A small disparity between genders was observed, with women having a higher incidence in both Europe and the United States (56.4% and 54.9%, respectively). Multiple studies have also cited this trend.[9] [18] Conversely, Southern Europe had a 50.9% male predominance. This finding could be due to sample size, population demographics or another unmeasured factor. Survivability may also have a gender predilection. Previous studies have reported that being male carried a negative prognostic value, although our analysis failed to demonstrate any difference in the 5-year RS regarding gender.[19] [20]
Sinonasal melanomas favor the elderly. Many studies have identified patients > 60 years old as the largest group affected.[16] [17] Our analysis revealed that age > 65 comprised the vast majority of cases. Roughly 70% of all cases in Europe and the United States were > 65. Despite predominance in the elderly, age was not identified as a prognostic factor in either group.
The overall 5-year survival for sinonasal melanoma is poor. The mean 5-year survival is generally described to be no higher than 32%.[9] Comparison of the 5-year RS in the United States and Europe revealed similar results.

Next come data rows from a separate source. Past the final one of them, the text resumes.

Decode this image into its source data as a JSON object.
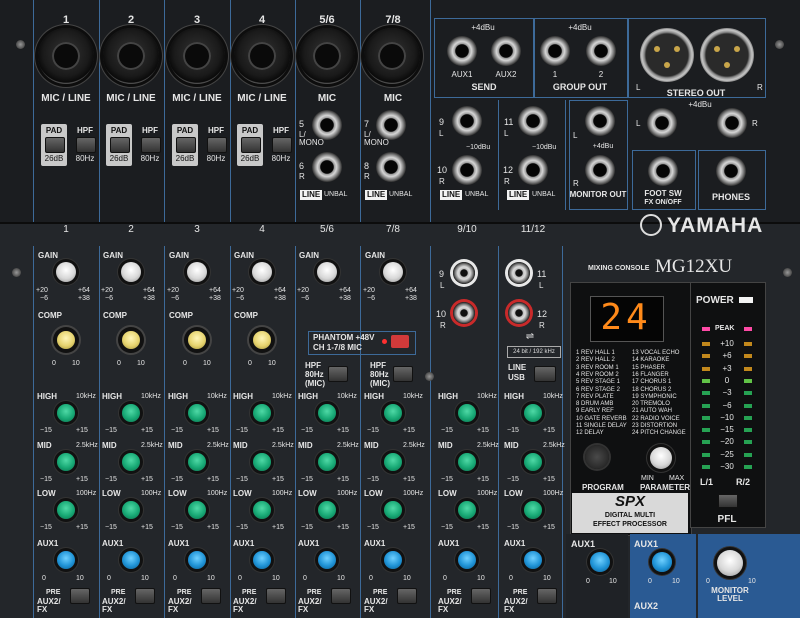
{
  "brand": {
    "name": "YAMAHA",
    "model": "MG12XU",
    "model_prefix": "MIXING CONSOLE"
  },
  "inputs": {
    "channel_numbers": [
      "1",
      "2",
      "3",
      "4",
      "5/6",
      "7/8"
    ],
    "mic_line": "MIC / LINE",
    "mic": "MIC",
    "pad": "PAD",
    "pad_value": "26dB",
    "hpf": "HPF",
    "hpf_value": "80Hz"
  },
  "jacks": {
    "ch5": "5",
    "ch5_sub": "L/\nMONO",
    "ch6": "6",
    "ch6_sub": "R",
    "ch7": "7",
    "ch7_sub": "L/\nMONO",
    "ch8": "8",
    "ch8_sub": "R",
    "ch9": "9",
    "ch9_sub": "L",
    "ch10": "10",
    "ch10_sub": "R",
    "ch11": "11",
    "ch11_sub": "L",
    "ch12": "12",
    "ch12_sub": "R",
    "level_minus10": "−10dBu",
    "line": "LINE",
    "unbal": "UNBAL"
  },
  "send": {
    "level": "+4dBu",
    "aux1": "AUX1",
    "aux2": "AUX2",
    "title": "SEND"
  },
  "group_out": {
    "level": "+4dBu",
    "ch1": "1",
    "ch2": "2",
    "title": "GROUP OUT"
  },
  "stereo_out": {
    "l": "L",
    "r": "R",
    "title": "STEREO OUT",
    "level": "+4dBu"
  },
  "monitor_out": {
    "level": "+4dBu",
    "l": "L",
    "r": "R",
    "title": "MONITOR OUT"
  },
  "foot_sw": {
    "title": "FOOT SW",
    "sub": "FX ON/OFF"
  },
  "phones": {
    "title": "PHONES"
  },
  "strip_numbers": [
    "1",
    "2",
    "3",
    "4",
    "5/6",
    "7/8",
    "9/10",
    "11/12"
  ],
  "gain": {
    "label": "GAIN",
    "min": "+20",
    "max": "+64",
    "min2": "−6",
    "max2": "+38"
  },
  "comp": {
    "label": "COMP",
    "min": "0",
    "max": "10"
  },
  "phantom": {
    "title": "PHANTOM +48V",
    "sub": "CH 1-7/8 MIC"
  },
  "hpf_strip": {
    "title": "HPF",
    "value": "80Hz",
    "sub": "(MIC)"
  },
  "usb": {
    "bits": "24 bit / 192 kHz",
    "line": "LINE",
    "usb": "USB"
  },
  "eq": {
    "high": "HIGH",
    "high_f": "10kHz",
    "mid": "MID",
    "mid_f": "2.5kHz",
    "low": "LOW",
    "low_f": "100Hz",
    "min": "−15",
    "max": "+15"
  },
  "aux": {
    "aux1": "AUX1",
    "aux2fx": "AUX2/\nFX",
    "pre": "PRE",
    "min": "0",
    "max": "10"
  },
  "spx": {
    "display": "24",
    "programs_left": [
      "1 REV HALL 1",
      "2 REV HALL 2",
      "3 REV ROOM 1",
      "4 REV ROOM 2",
      "5 REV STAGE 1",
      "6 REV STAGE 2",
      "7 REV PLATE",
      "8 DRUM AMB",
      "9 EARLY REF",
      "10 GATE REVERB",
      "11 SINGLE DELAY",
      "12 DELAY"
    ],
    "programs_right": [
      "13 VOCAL ECHO",
      "14 KARAOKE",
      "15 PHASER",
      "16 FLANGER",
      "17 CHORUS 1",
      "18 CHORUS 2",
      "19 SYMPHONIC",
      "20 TREMOLO",
      "21 AUTO WAH",
      "22 RADIO VOICE",
      "23 DISTORTION",
      "24 PITCH CHANGE"
    ],
    "program": "PROGRAM",
    "parameter": "PARAMETER",
    "min": "MIN",
    "max": "MAX",
    "logo": "SPX",
    "sub1": "DIGITAL MULTI",
    "sub2": "EFFECT PROCESSOR"
  },
  "meter": {
    "power": "POWER",
    "peak": "PEAK",
    "scale": [
      "+10",
      "+6",
      "+3",
      "0",
      "−3",
      "−6",
      "−10",
      "−15",
      "−20",
      "−25",
      "−30"
    ],
    "l": "L/1",
    "r": "R/2",
    "pfl": "PFL"
  },
  "master": {
    "aux1": "AUX1",
    "aux2": "AUX2",
    "monitor_level": "MONITOR\nLEVEL",
    "min": "0",
    "max": "10"
  }
}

When further broken down by subsite, variability in 5-year RS was observed.[10] [11] [21] Analyzing Europe as a whole, the 5-year relative survival for melanoma of the nasal cavity was 27.9% versus 12.2% for the maxillary sinus. There was no 5-year RS difference in the United States regarding subsite in our analysis; however, previous studies on SNMM subsites in the United States have demonstrated differences in 5-year RS, with the best prognosis also being in the nasal cavity followed by the maxillary sinus.[9] [21] Increased survival in the nasal cavity subgroup is attributed to earlier symptomology, leading to earlier diagnosis and easier surgical resection. This has been demonstrated consistently among many sinonasal cancers.[22] [23]

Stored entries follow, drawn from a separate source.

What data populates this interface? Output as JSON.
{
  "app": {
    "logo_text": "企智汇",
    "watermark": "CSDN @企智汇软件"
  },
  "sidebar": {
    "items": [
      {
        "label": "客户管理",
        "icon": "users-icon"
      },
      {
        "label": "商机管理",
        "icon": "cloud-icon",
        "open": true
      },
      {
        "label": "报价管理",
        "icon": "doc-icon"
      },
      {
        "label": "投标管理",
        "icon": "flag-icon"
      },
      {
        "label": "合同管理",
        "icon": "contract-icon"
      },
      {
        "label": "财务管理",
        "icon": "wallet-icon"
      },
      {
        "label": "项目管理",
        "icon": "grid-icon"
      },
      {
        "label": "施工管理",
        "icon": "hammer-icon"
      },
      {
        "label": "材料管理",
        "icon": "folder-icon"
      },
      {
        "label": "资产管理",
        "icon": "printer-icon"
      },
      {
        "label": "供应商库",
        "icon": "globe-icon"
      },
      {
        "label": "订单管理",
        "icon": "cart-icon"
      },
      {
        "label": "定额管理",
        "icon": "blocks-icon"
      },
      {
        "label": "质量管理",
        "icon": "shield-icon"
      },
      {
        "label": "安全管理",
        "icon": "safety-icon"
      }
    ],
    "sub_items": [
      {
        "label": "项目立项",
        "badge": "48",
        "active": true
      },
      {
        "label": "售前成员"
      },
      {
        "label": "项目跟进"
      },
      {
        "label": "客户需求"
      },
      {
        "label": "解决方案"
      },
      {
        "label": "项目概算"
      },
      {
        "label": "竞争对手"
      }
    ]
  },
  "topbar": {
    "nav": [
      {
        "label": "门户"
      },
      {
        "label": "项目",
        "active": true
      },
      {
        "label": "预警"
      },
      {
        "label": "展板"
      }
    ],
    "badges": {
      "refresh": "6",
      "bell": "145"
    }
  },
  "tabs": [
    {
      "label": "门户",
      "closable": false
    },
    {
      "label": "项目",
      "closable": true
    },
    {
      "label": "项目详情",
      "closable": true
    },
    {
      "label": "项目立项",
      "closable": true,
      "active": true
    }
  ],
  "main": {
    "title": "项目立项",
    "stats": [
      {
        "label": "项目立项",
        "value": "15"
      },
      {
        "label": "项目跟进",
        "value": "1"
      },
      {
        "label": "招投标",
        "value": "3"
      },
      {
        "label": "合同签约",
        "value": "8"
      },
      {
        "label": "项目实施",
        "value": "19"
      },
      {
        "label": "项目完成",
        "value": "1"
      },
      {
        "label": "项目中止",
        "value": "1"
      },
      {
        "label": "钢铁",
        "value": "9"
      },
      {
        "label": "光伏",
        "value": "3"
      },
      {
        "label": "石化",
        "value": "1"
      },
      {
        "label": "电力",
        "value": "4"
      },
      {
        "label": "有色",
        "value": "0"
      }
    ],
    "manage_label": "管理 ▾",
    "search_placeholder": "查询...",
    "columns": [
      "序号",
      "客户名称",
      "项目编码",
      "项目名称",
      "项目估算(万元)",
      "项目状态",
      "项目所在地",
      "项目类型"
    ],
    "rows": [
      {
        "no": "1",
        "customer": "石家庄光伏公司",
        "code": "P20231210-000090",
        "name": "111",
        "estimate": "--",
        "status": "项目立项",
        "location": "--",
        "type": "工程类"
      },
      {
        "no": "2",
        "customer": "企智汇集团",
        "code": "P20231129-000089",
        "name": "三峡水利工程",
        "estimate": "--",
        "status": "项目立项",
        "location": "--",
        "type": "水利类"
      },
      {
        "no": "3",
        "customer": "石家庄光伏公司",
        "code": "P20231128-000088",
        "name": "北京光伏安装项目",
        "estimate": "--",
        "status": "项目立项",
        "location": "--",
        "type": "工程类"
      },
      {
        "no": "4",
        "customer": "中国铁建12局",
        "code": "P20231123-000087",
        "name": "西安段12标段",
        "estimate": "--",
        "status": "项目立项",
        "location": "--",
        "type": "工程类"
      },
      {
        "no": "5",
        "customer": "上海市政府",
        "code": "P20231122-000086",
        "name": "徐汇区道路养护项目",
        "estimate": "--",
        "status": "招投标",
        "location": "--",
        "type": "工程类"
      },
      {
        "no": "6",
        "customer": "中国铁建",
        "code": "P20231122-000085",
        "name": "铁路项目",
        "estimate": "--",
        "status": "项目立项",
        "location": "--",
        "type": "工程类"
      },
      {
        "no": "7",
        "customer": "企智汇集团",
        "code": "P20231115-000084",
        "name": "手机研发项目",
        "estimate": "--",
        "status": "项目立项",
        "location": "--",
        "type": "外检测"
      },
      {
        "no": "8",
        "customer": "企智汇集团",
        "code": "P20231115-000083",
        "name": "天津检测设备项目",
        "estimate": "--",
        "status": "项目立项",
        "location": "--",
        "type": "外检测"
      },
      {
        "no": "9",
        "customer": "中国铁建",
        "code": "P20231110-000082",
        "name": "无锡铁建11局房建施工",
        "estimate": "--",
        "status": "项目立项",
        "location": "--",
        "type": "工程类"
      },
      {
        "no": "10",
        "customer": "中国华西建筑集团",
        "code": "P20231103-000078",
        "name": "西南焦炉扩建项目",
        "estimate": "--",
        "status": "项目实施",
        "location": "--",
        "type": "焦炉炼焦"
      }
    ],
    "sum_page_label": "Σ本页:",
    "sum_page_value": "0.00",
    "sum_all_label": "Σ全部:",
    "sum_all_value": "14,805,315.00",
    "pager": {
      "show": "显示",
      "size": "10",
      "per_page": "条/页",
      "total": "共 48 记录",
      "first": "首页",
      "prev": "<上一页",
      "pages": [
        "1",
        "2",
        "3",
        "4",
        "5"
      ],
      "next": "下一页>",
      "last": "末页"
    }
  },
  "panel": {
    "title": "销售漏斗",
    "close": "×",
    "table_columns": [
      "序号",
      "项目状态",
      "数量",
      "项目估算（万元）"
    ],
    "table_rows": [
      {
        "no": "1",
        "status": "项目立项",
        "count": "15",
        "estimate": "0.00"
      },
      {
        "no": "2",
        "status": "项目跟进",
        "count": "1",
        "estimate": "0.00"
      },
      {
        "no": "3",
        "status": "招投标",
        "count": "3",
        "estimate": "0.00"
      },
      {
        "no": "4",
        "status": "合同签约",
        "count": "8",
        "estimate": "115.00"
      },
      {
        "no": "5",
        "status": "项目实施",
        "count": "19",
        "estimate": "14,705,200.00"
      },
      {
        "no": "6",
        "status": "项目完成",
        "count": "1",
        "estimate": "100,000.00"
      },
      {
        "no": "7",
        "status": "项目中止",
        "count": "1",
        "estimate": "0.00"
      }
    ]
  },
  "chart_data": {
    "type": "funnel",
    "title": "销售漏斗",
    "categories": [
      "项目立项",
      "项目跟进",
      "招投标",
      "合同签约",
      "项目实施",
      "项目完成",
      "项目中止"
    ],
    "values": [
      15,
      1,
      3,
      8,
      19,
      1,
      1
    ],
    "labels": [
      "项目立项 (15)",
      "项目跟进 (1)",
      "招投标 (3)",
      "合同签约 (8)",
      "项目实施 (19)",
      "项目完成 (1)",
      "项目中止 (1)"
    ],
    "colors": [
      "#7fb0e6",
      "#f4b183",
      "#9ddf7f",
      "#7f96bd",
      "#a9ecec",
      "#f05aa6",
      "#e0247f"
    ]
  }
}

Not surprisingly, local, regional and distant disease was correlated with 5-year RS in both Europe and the United States. In the United States, there was a drop in the 5-year RS as the extent of disease (EoD) increased (42.7%, 30.1%, and 7.3 for local, regional and distant involvement). European data displayed a similar trend, with 43.9% 5-year RS for local disease and 4.9% for distant disease. Regional disease data in Europe had widely overlapping confidence intervals, so it is unclear whether no difference exists or if more data are needed to demonstrate a trend similar to that of the United States. The EUROCARE EoD data had a large percentage of unknowns, which could have diluted the sample. Regardless, this is not unexpected as both sinonasal cancers and melanomas of all types carry a worse prognosis with advanced stage.[9] [24]
Treatment for sinonasal melanoma remains primarily surgical. Endoscopic and open approaches have provided similar results with far less morbidity utilizing endoscopic techniques.[9] [11] [14] [19] [20] Surgery or combined surgery and radiotherapy have proven superior to radiation alone.[10] [21] Chemotherapy has been largely unsuccessful, despite advances in identifying cellular markers (e.g., C-kit) and other targeted therapies.[10] [13] [14] In the United States, the 5-year RS of treatment with surgery and combination therapy were similar. Interestingly, surgical resection in Europe had a 35.6% 5-year RS, while combination therapy was just 15.3%. Perhaps, this difference in Europe was biased by addition of radiation in more advanced cases rather than an organic difference in the populations. It is also possible that this discrepancy is due to limited access to quality radiation treatment centers in certain areas in Europe, especially for the poorer countries in Eastern Europe. For example, it has been reported that Eastern European countries have a lower quality of healthcare when compared with western European countries and a larger reliance on tertiary care centers.[25] [26]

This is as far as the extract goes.